My mother says they just didn't want children but the past few years have taught me a thing or two about that stuff. I can't buy that. I just can't. I know that pain and bitterness and it scares me. I see how they gave up and became angry people. They still are to this day angry people. I hurt for them. I hurt for the pain they had to experience as my siblings and I grew up beside them. I wish I had known then as a child that they were hurting. Maybe I could have helped ease it somehow. I've considered writing her a letter but she is so bitter now that I just think I would offend. I want to reach out to her and say "It's ok to hurt. I'll hurt with you for a while." but I can't.

This brings me to the holidays and the tree mentioned in the title (told you it was a book! It's ok go have a pee break... I'll wait.......... better? Ok almost done....)

Some of my fondest memories in childhood were in their back yard or out shopping or arts and crafting it in Fran's dining room. I remember how the house looked when we popped in unexpectedly and I can't shake the memory that when we were expected the house was different. There were things for us there and the mood was lighter. It keeps circling back to their Christmas tree. I remember that tree and for whatever reason ( by now you all know my mind has bizarre connections) I connect that tree with their pain. This year it was a struggle to put up our tree and to mail out Christmas cards. I know there were so many things they did just for us and the ornaments on the tree were one. The tree itself I wonder sometimes about too. Hubby and I actually for a very short moment considered not putting one up. I love Christmas but for a short while this year I just didn't want to bother.

Christmas has always been about the children. The very meaning of Christmas is to celebrate the birth of a child. A tiny miracle. A gift. It hurts so badly. We are lonely for children and the holidays are especially difficult. It seems silly to buy presents for each other. We do have some family traditions and don't get me wrong, I love spending Christmas with our families and I wouldn't trade the time I have with them for anything, but there is something missing. I want to have our traditions to add to it.

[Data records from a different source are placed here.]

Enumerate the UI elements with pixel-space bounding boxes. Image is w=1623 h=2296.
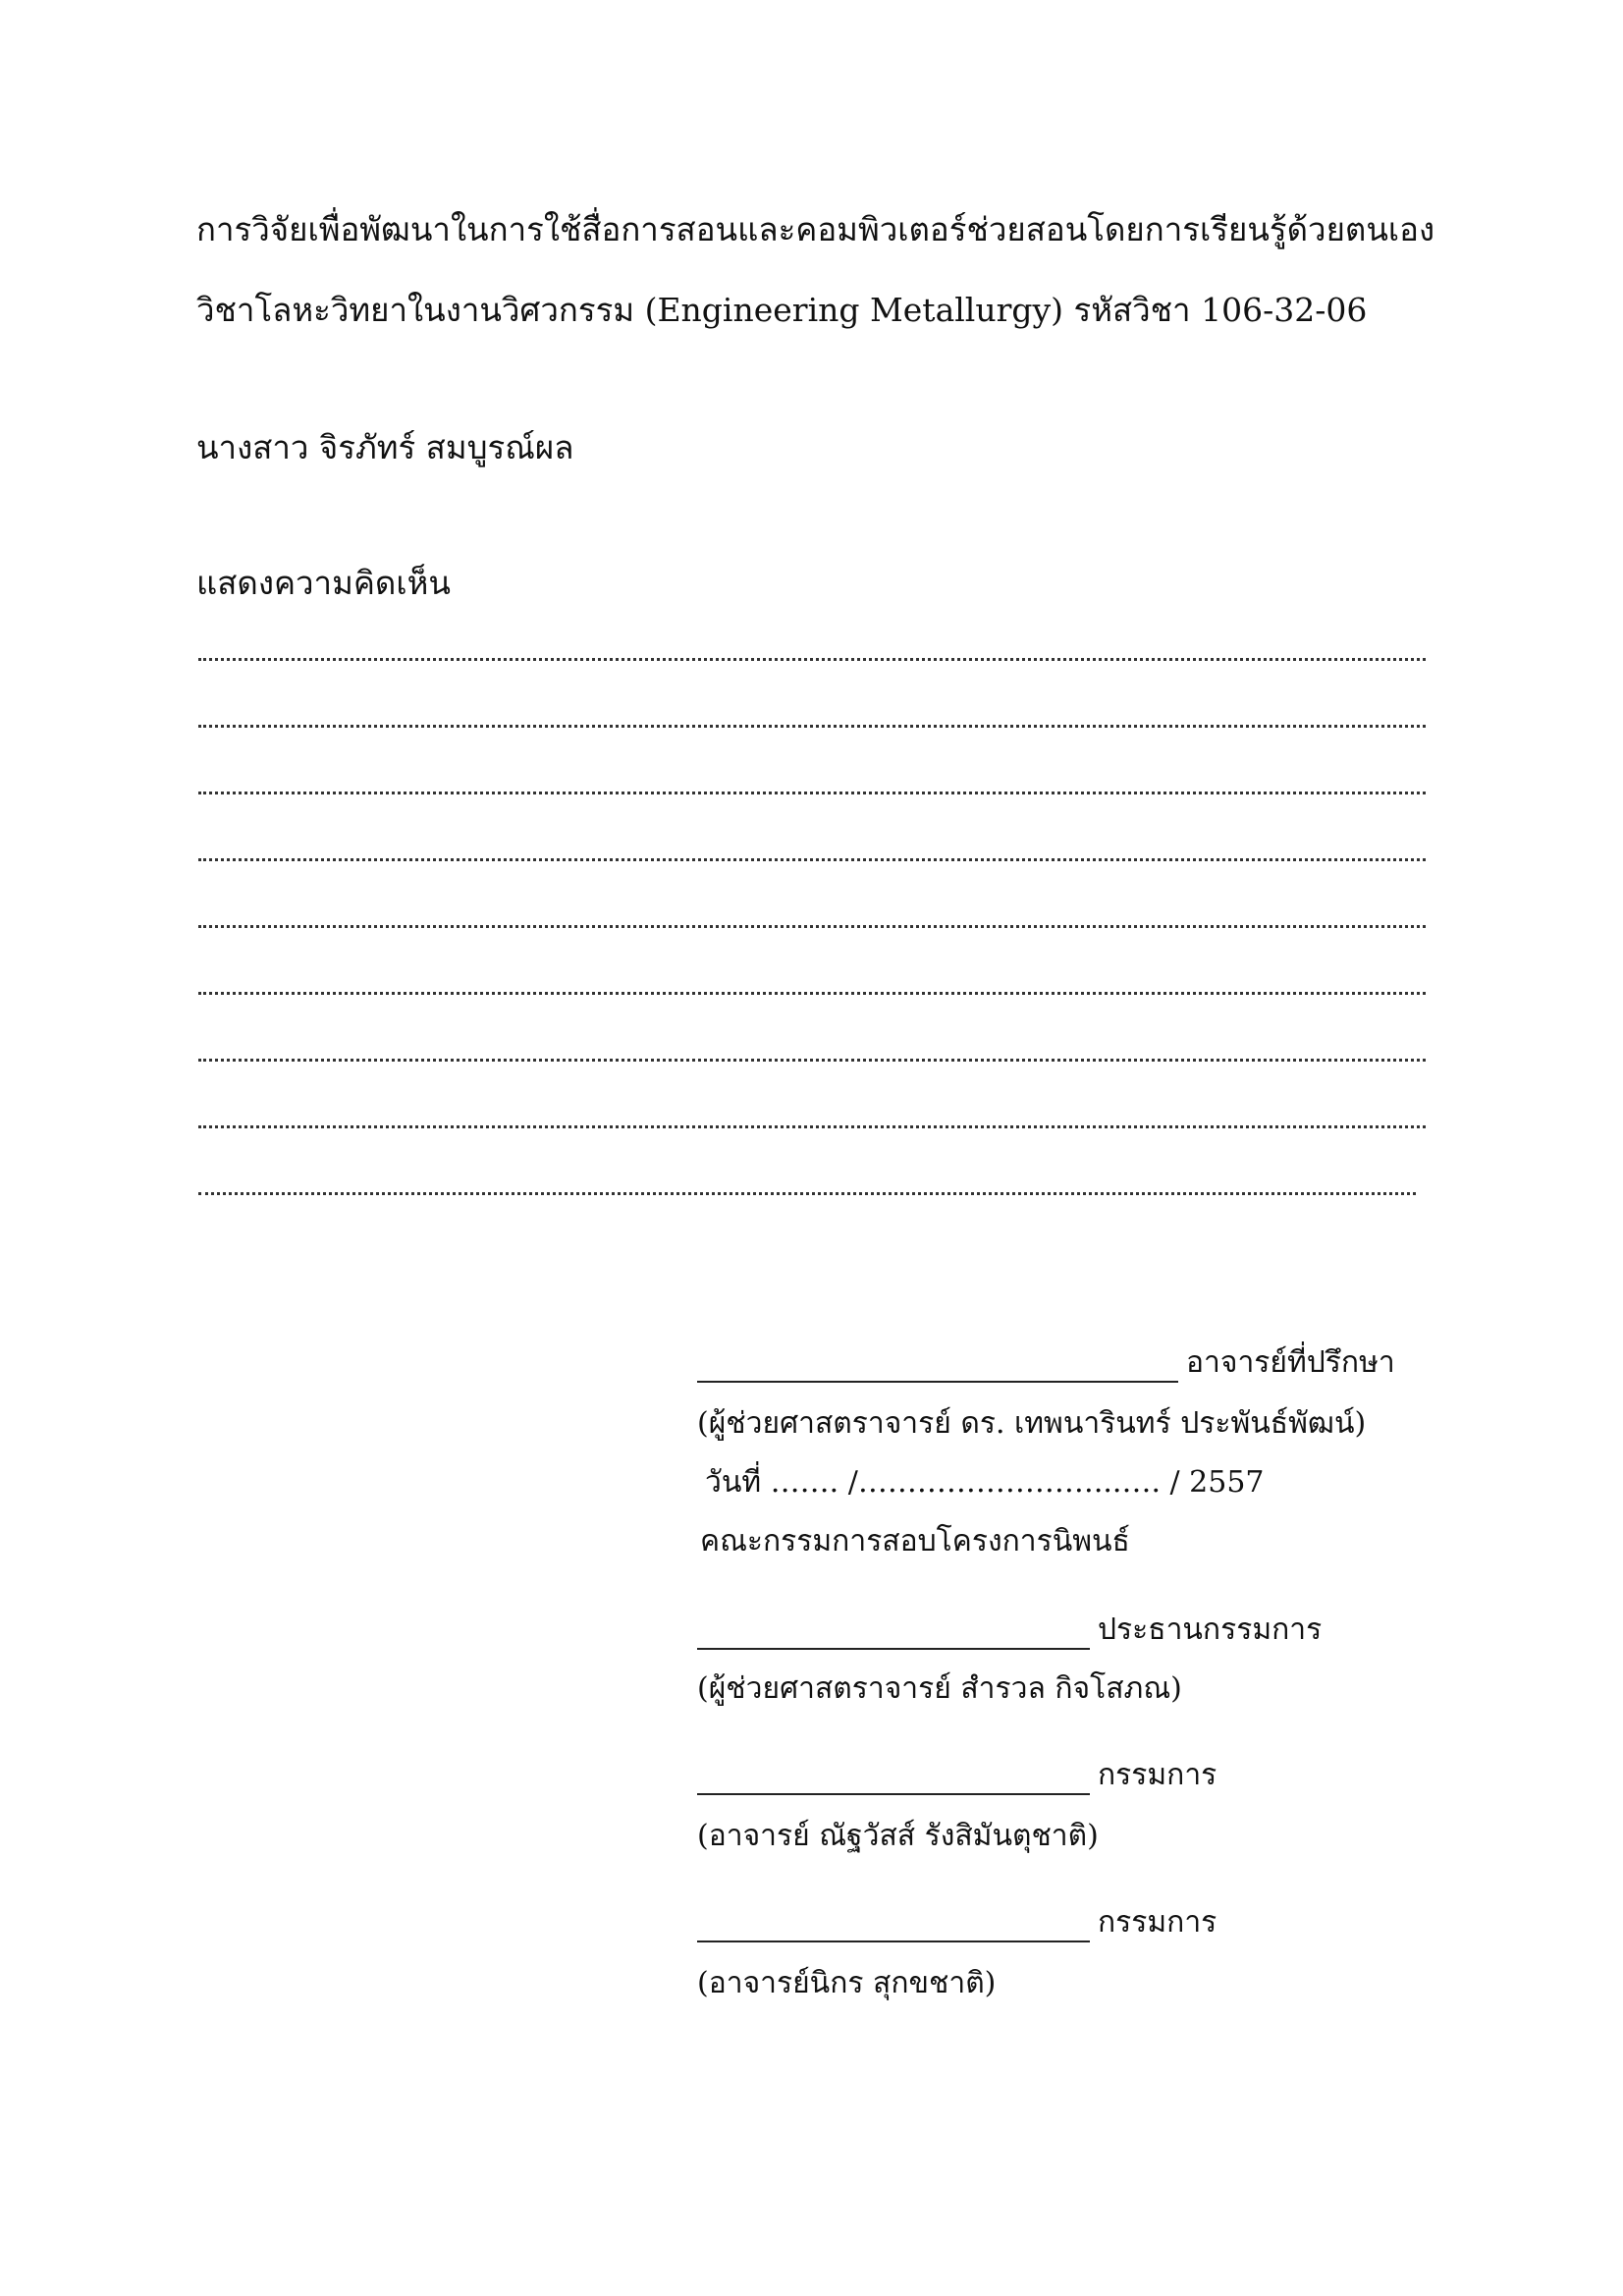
member1-name: (อาจารย์ ณัฐวัสส์ รังสิมันตุชาติ) bbox=[697, 1819, 1099, 1853]
project-title-line-1: การวิจัยเพื่อพัฒนาในการใช้สื่อการสอนและคอมพิวเตอร์ช่วยสอนโดยการเรียนรู้ด้วยตนเอง bbox=[196, 210, 1435, 248]
project-title-line-2: วิชาโลหะวิทยาในงานวิศวกรรม (Engineering Metallurgy) รหัสวิชา 106-32-06 bbox=[196, 291, 1368, 329]
advisor-date: วันที่ ……. /……………………...…. / 2557 bbox=[705, 1465, 1265, 1500]
signature-line bbox=[697, 1913, 1090, 1942]
member1-role: กรรมการ bbox=[1098, 1758, 1217, 1792]
advisor-name: (ผู้ช่วยศาสตราจารย์ ดร. เทพนารินทร์ ประพันธ์พัฒน์) bbox=[697, 1406, 1367, 1441]
advisor-role: อาจารย์ที่ปรึกษา bbox=[1186, 1345, 1395, 1380]
comment-dotted-line bbox=[198, 760, 1426, 827]
comment-dotted-line bbox=[198, 1094, 1426, 1161]
student-name: นางสาว จิรภัทร์ สมบูรณ์ผล bbox=[196, 428, 574, 466]
member2-signature-row bbox=[697, 1903, 1217, 1942]
comment-dotted-line bbox=[198, 1027, 1426, 1094]
member1-signature-row bbox=[697, 1756, 1217, 1795]
advisor-signature-row bbox=[697, 1343, 1395, 1383]
chair-signature-row bbox=[697, 1611, 1322, 1650]
comment-dotted-line bbox=[198, 894, 1426, 960]
chair-role: ประธานกรรมการ bbox=[1098, 1613, 1323, 1647]
signature-line bbox=[697, 1766, 1090, 1795]
committee-heading: คณะกรรมการสอบโครงการนิพนธ์ bbox=[700, 1524, 1130, 1558]
comment-dotted-line bbox=[198, 1161, 1416, 1228]
comment-lines bbox=[198, 627, 1426, 1228]
member2-role: กรรมการ bbox=[1098, 1905, 1217, 1940]
signature-line bbox=[697, 1353, 1178, 1383]
comment-dotted-line bbox=[198, 693, 1426, 760]
comment-dotted-line bbox=[198, 627, 1426, 693]
comment-dotted-line bbox=[198, 827, 1426, 894]
signature-line bbox=[697, 1620, 1090, 1650]
member2-name: (อาจารย์นิกร สุกขชาติ) bbox=[697, 1966, 997, 2000]
comment-label: แสดงความคิดเห็น bbox=[196, 564, 451, 602]
comment-dotted-line bbox=[198, 960, 1426, 1027]
chair-name: (ผู้ช่วยศาสตราจารย์ สำรวล กิจโสภณ) bbox=[697, 1671, 1182, 1706]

I always get so excited and overjoyed around this time. I love to give and do for other people and there are so many chances at the holidays. It celebrates the things that I have learned are most important in life and once a year my family slows down to enjoy and do with me. This year there is a blue empty aura surrounding the season. The glow and happy times are still there but as odd as this sounds there is like a presence that I am constantly aware of in the background or maybe a lack of presence. One of those feelings when you stop opening gifts and just sit back inside yourself and watch all of your loved ones. You know how you get that full and blessed feeling and take a memographic photo? Well this sort of sits there with that feeling and when I stop to watch and overflow with joy and love there is a sad tone to it too.

I warned you that this was a hard one to explain but I tried. I know Christmas is a couple of weeks away still but most families spend those weeks shopping and standing in line to see Santa. I don't have those things to keep me busy and I am sure I am not the only infertile that feels like that. I want to give you all a hug and let you know that I know. I hope we can all find our joy this holiday and give ourselves time to grieve and visit with the children in our dreams.